How Jesus Forgives
By Jean Sheldon

A Commentary on the Sabbath School Lesson for April 19-25, 2003

When I think about Jesus’ forgiveness, there are a number of stories that come to my mind, but the one that stands out is the story of the paralytic let down through the roof (Mark 2:2-12; Luke 5:18-26). The story is so well known that I won’t retell it here except as the details contribute to the theme at hand.

Perhaps one of the reasons I find the story so intriguing is that it challenges me. There are things about it that I don’t understand fully and I think they underline the heart of the gospel. One question seems difficult to answer: How could Jesus’ saying, "Your sins are forgiven" make a person whole? I could see how they might make the paralytic feel better inside, give him inner peace, and maybe motivate him to seek healing, but make him whole?

Another question relates to the telling of the story. Some friends bring a paralytic to Jesus presumably to be healed and Jesus forgives the man’s sins. If I were paralyzed, I probably wouldn’t seek help from an attorney but from a physician. What does forgiveness have to do with getting well?

Of course, we could spend the rest of this essay talking about the health benefits of forgiveness, but somehow I don’t think that is what Jesus intended by his equation of forgiveness with healing. Certainly, the Pharisees did not see this as a health-related issue. They jumped all over him for daring to do something they ascribed only to God: forgive sins.

In one sense, they were right. Only God can forgive sins; he asks us to forgive sinners, not sins. In another sense, they were clueless (and perhaps I have been also!), because Jesus perceives something in their objections that indicated a lack of understanding about the nature of divine forgiveness. He asks a rather odd question: "What is easier, to say to the paralytic, ’Your sins are forgiven,’ or to say, ’Get up and take your sleeping mat and walk about’?" (Mark 2:9).

In the Greek, the first option (including the article) is just four words; his second option is eight words, twice as long. What Jesus finally says to the paralytic—"I say to you, Get up, pick up your mat and go unto your house" (v. 11)—is fully thirteen words.

This is lawyer’s language, but the meaning belongs more to that of a physician than to an attorney. The idea of Jesus taking the shortest route to the man’s healing by saying as few words as possible is only surface. What Jesus seems to be saying is that to him there was no difference between forgiving someone and healing them. That is, Jesus deliberately chose the words he did, not merely to indicate his divinity (only God can forgive sins), but also to equate forgiveness forever with healing.

This is reinforced in the next two stories in which he first calls a tax collector, Luke, to be a follower and next eats dinner at his house with many tax collectors and sinners. When Pharisees object to his actions, Jesus responds with a curious play on words, "Those who are well do not need a physician but those who are ill; I did not come to call the righteous but sinners" (Mark 2:17).
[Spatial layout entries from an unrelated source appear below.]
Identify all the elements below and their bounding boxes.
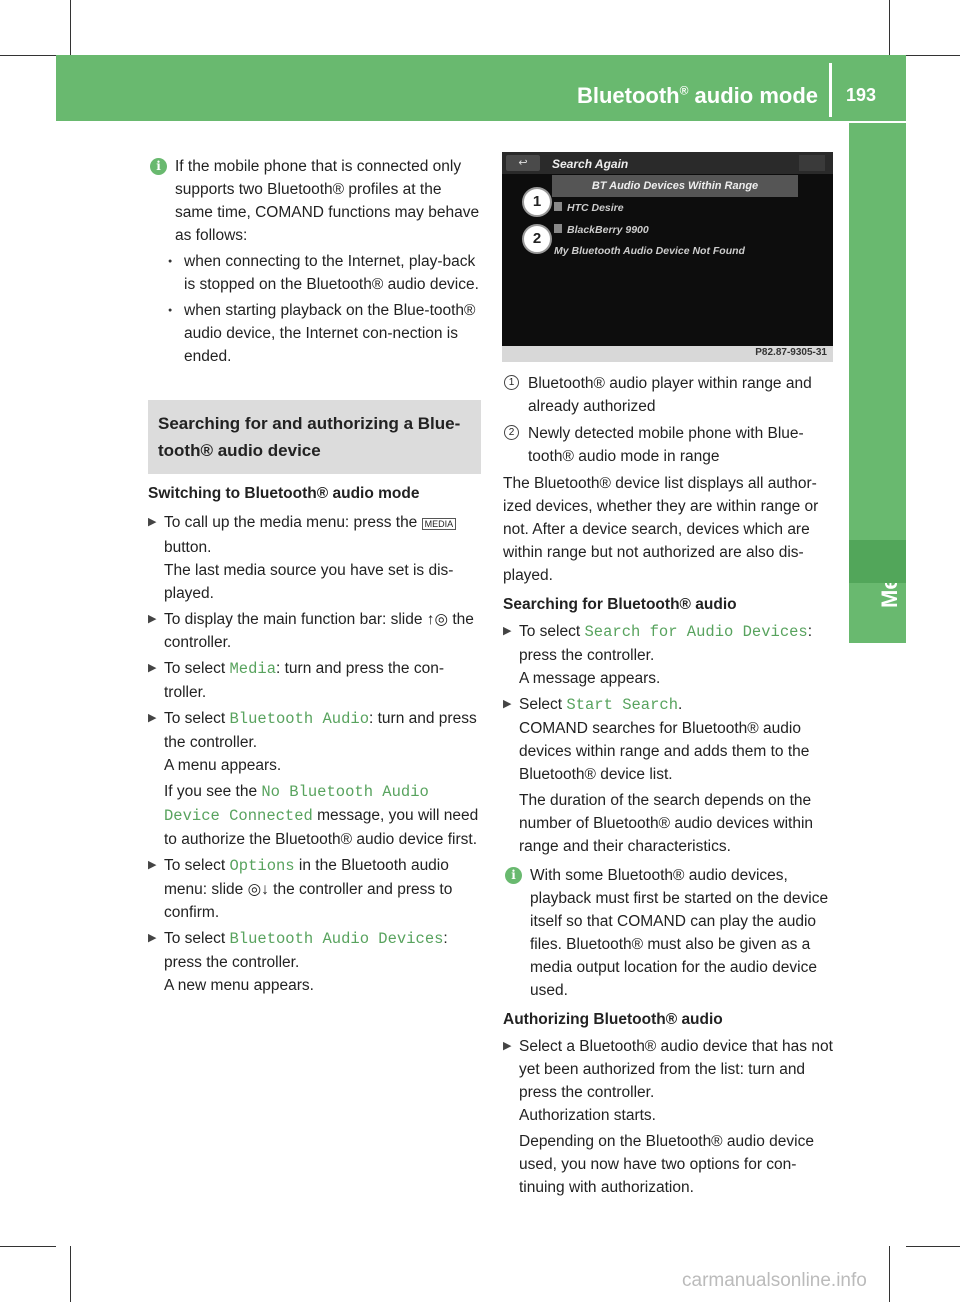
step-note: COMAND searches for Bluetooth® audio devices within range and adds them to the Bluetooth® device list. [519,720,810,783]
device-name: HTC Desire [567,202,624,214]
screen-device-row [554,245,745,257]
device-name: BlackBerry 9900 [567,224,649,236]
comand-screenshot [502,152,833,362]
step-text: To select [164,660,230,677]
info-text: With some Bluetooth® audio devices, playback must first be started on the device itself so that COMAND can play the audio files. Bluetooth® must also be given as a media output location for the audio device used. [530,867,829,999]
list-item [168,299,481,368]
list-item [168,250,481,296]
registered-mark: ® [679,83,689,98]
step-text: : press the controller. [164,930,448,971]
device-name: My Bluetooth Audio Device Not Found [554,245,745,257]
step-note-para [148,780,481,851]
info-note [503,864,835,1002]
callout-number: 2 [504,425,519,440]
screen-corner-button [799,155,825,171]
step-text: message, you will need to authorize the Bluetooth® audio device first. [164,807,479,848]
crop-mark [889,0,890,55]
crop-mark [889,1246,890,1302]
step-text: To select [164,930,230,947]
info-icon: i [505,867,522,884]
callout-text: Bluetooth® audio player within range and already authorized [528,375,812,415]
menu-code: No Bluetooth Audio Device Connected [164,783,429,825]
crop-mark [0,55,56,56]
screen-device-row [554,224,649,236]
title-suffix: audio mode [688,83,818,108]
title-text: Bluetooth [576,83,680,108]
step-text: To select [164,857,230,874]
page-number: 193 [845,85,876,105]
info-text: If the mobile phone that is connected only supports two Bluetooth® profiles at the same time, COMAND functions may behave as follows: [175,158,480,244]
step-item [148,927,481,997]
bullet-text: when connecting to the Internet, play-back is stopped on the Bluetooth® audio device. [184,253,479,293]
phone-icon [554,224,562,233]
step-text: : turn and press the con-troller. [164,660,445,701]
callout-item [503,422,835,468]
right-column [503,372,835,1199]
menu-code: Media [229,660,276,678]
search-again-label: Search Again [552,157,629,171]
step-text: . [678,696,683,713]
screen-footer [502,346,833,362]
step-text: To display the main function bar: slide ↑◎ the controller. [164,611,474,651]
step-item [148,854,481,924]
menu-code: Bluetooth Audio Devices [229,930,444,948]
screen-callout-1: 1 [522,187,552,217]
media-button-icon: MEDIA [422,518,457,530]
step-text: in the Bluetooth audio menu: slide ◎↓ the controller and press to confirm. [164,857,453,921]
header-divider [829,63,832,117]
step-note: Authorization starts. [519,1107,656,1124]
screen-list-heading: BT Audio Devices Within Range [552,175,798,197]
callout-number: 1 [504,375,519,390]
step-note: The last media source you have set is dis-played. [164,562,454,602]
crop-mark [70,1246,71,1302]
step-item [503,1035,835,1127]
section-tab-marker [849,540,906,583]
screen-device-row [554,202,624,214]
callout-item [503,372,835,418]
step-item [503,693,835,786]
watermark: carmanualsonline.info [682,1270,867,1291]
subheading: Searching for Bluetooth® audio [503,596,737,613]
subheading: Switching to Bluetooth® audio mode [148,485,420,502]
step-note: A menu appears. [164,757,282,774]
step-text: : turn and press the controller. [164,710,477,751]
left-column [148,155,481,997]
menu-code: Options [229,857,295,875]
step-text: To select [164,710,230,727]
step-text: button. [164,539,212,556]
step-text: Select a Bluetooth® audio device that has not yet been authorized from the list: turn and press the controller. [519,1038,833,1101]
menu-code: Start Search [566,696,679,714]
crop-mark [0,1246,56,1247]
step-text: To select [519,623,585,640]
step-text: : press the controller. [519,623,813,664]
screen-top-bar [502,152,833,174]
subheading: Authorizing Bluetooth® audio [503,1011,723,1028]
screen-callout-2: 2 [522,224,552,254]
step-text: To call up the media menu: press the [164,514,422,531]
step-text: If you see the [164,783,262,800]
page-header [56,55,906,121]
crop-mark [906,55,960,56]
step-item [148,608,481,654]
bullet-text: when starting playback on the Blue-tooth® audio device, the Internet con-nection is ended. [184,302,476,365]
info-note [148,155,481,247]
step-item [148,707,481,777]
menu-code: Search for Audio Devices [584,623,808,641]
callout-text: Newly detected mobile phone with Blue-tooth® audio mode in range [528,425,804,465]
image-code: P82.87-9305-31 [755,347,827,358]
page-title [577,83,818,109]
step-note: A new menu appears. [164,977,314,994]
step-item [148,511,481,605]
step-item [503,620,835,690]
step-note-para: The duration of the search depends on the number of Bluetooth® audio devices within range and their characteristics. [519,792,814,855]
step-item [148,657,481,704]
back-icon: ↩ [506,155,540,171]
info-icon: i [150,158,167,175]
phone-icon [554,202,562,211]
step-note-para: Depending on the Bluetooth® audio device used, you now have two options for con-tinuing with authorization. [519,1133,814,1196]
crop-mark [70,0,71,55]
section-heading: Searching for and authorizing a Blue-tooth® audio device [148,400,481,474]
step-note: A message appears. [519,670,661,687]
crop-mark [906,1246,960,1247]
menu-code: Bluetooth Audio [229,710,370,728]
paragraph: The Bluetooth® device list displays all author-ized devices, whether they are within range or not. After a device search, devices which are within range but not authorized are also dis-played. [503,475,819,584]
step-text: Select [519,696,567,713]
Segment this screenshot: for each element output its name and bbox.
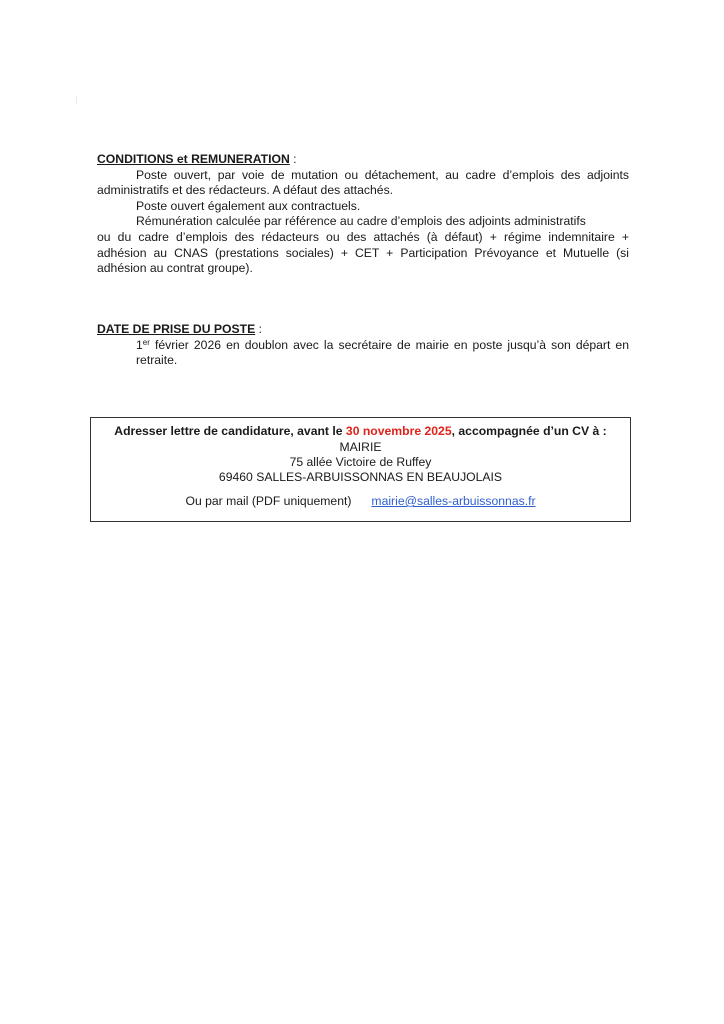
conditions-section	[97, 152, 629, 277]
date-heading-line	[97, 322, 629, 338]
deadline-date: 30 novembre 2025	[345, 424, 452, 438]
email-label: Ou par mail (PDF uniquement)	[185, 494, 352, 508]
conditions-heading: CONDITIONS et REMUNERATION	[97, 152, 290, 166]
date-heading: DATE DE PRISE DU POSTE	[97, 322, 256, 336]
date-section	[97, 322, 629, 369]
date-paragraph	[97, 338, 629, 369]
conditions-paragraph-1: Poste ouvert, par voie de mutation ou détachement, au cadre d’emplois des adjoints administratifs et des rédacteurs. A défaut des attachés.	[97, 167, 629, 198]
addressee: MAIRIE	[339, 440, 382, 454]
date-ordinal: er	[142, 337, 150, 347]
application-intro-before: Adresser lettre de candidature, avant le	[114, 424, 346, 438]
date-heading-colon: :	[255, 322, 263, 336]
application-box	[90, 417, 631, 522]
conditions-paragraph-3-first-line: Rémunération calculée par référence au cadre d’emplois des adjoints administratifs	[136, 214, 586, 229]
application-intro-after: , accompagnée d’un CV à :	[451, 424, 607, 438]
conditions-heading-colon: :	[289, 152, 297, 166]
application-intro	[91, 424, 630, 440]
email-line	[91, 494, 630, 510]
email-link[interactable]: mairie@salles-arbuissonnas.fr	[371, 494, 536, 508]
conditions-heading-line	[97, 152, 629, 168]
scan-mark	[76, 96, 77, 104]
date-text: février 2026 en doublon avec la secrétaire de mairie en poste jusqu’à son départ en retraite.	[136, 337, 629, 368]
conditions-paragraph-3-rest: ou du cadre d’emplois des rédacteurs ou des attachés (à défaut) + régime indemnitaire + adhésion au CNAS (prestations sociales) + CET + Participation Prévoyance et Mutuelle (si adhésion au contrat groupe).	[97, 229, 629, 276]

When Jesus forgives our sins, he makes us whole. Sin is sickness; forgiveness is restoration. When Jesus forgave the woman caught in adultery, he set her free to live a new life. When he forgave the demoniacs, he freed them from their demons.

But doesn’t God forgive everyone in Christ?

This is where the distinction made by the Pharisees is helpful: Jesus forgives every person in the world. This is his attitude. But forgiving people is not the same as forgiving their sins. Jesus forgave both thieves but only one submitted to his kingdom of forgiveness. Jesus prayed for his murderers, "Father, forgive them for they do not know what they are doing" (Luke 23:34); how many of them accepted his forgiveness? Jesus forgave both Peter and Judas and the choices of each are revealing: one became a new person, the other hanged himself.

The Pharisees were right—only God can forgive sins. They were even right to equate sinfulness with sickness. But they distorted both truths by two misunderstandings: (1) they saw sickness as a divine judgment for sin instead of a consequence; and (2) they saw sinfulness as a legal problem with God instead of an internal sickness.

God did not send his Son into the world to be its Judge but to be its Physician (John 3:17). The word "to save" is nearly always used in Hellenistic literature in the context of saving or keeping or preserving or healing someone from something. Indeed we call his name Jesus because we believe he will save us from our sins.

As I said earlier, if I were paralyzed, I would seek a physician—one that could really make me whole—not a lawyer. Lawyers can help me out in all kinds of legal difficulties, but when it comes to sin, I need a Savior, one who asks me, as he asked another paralytic, "Do you want to be made whole?"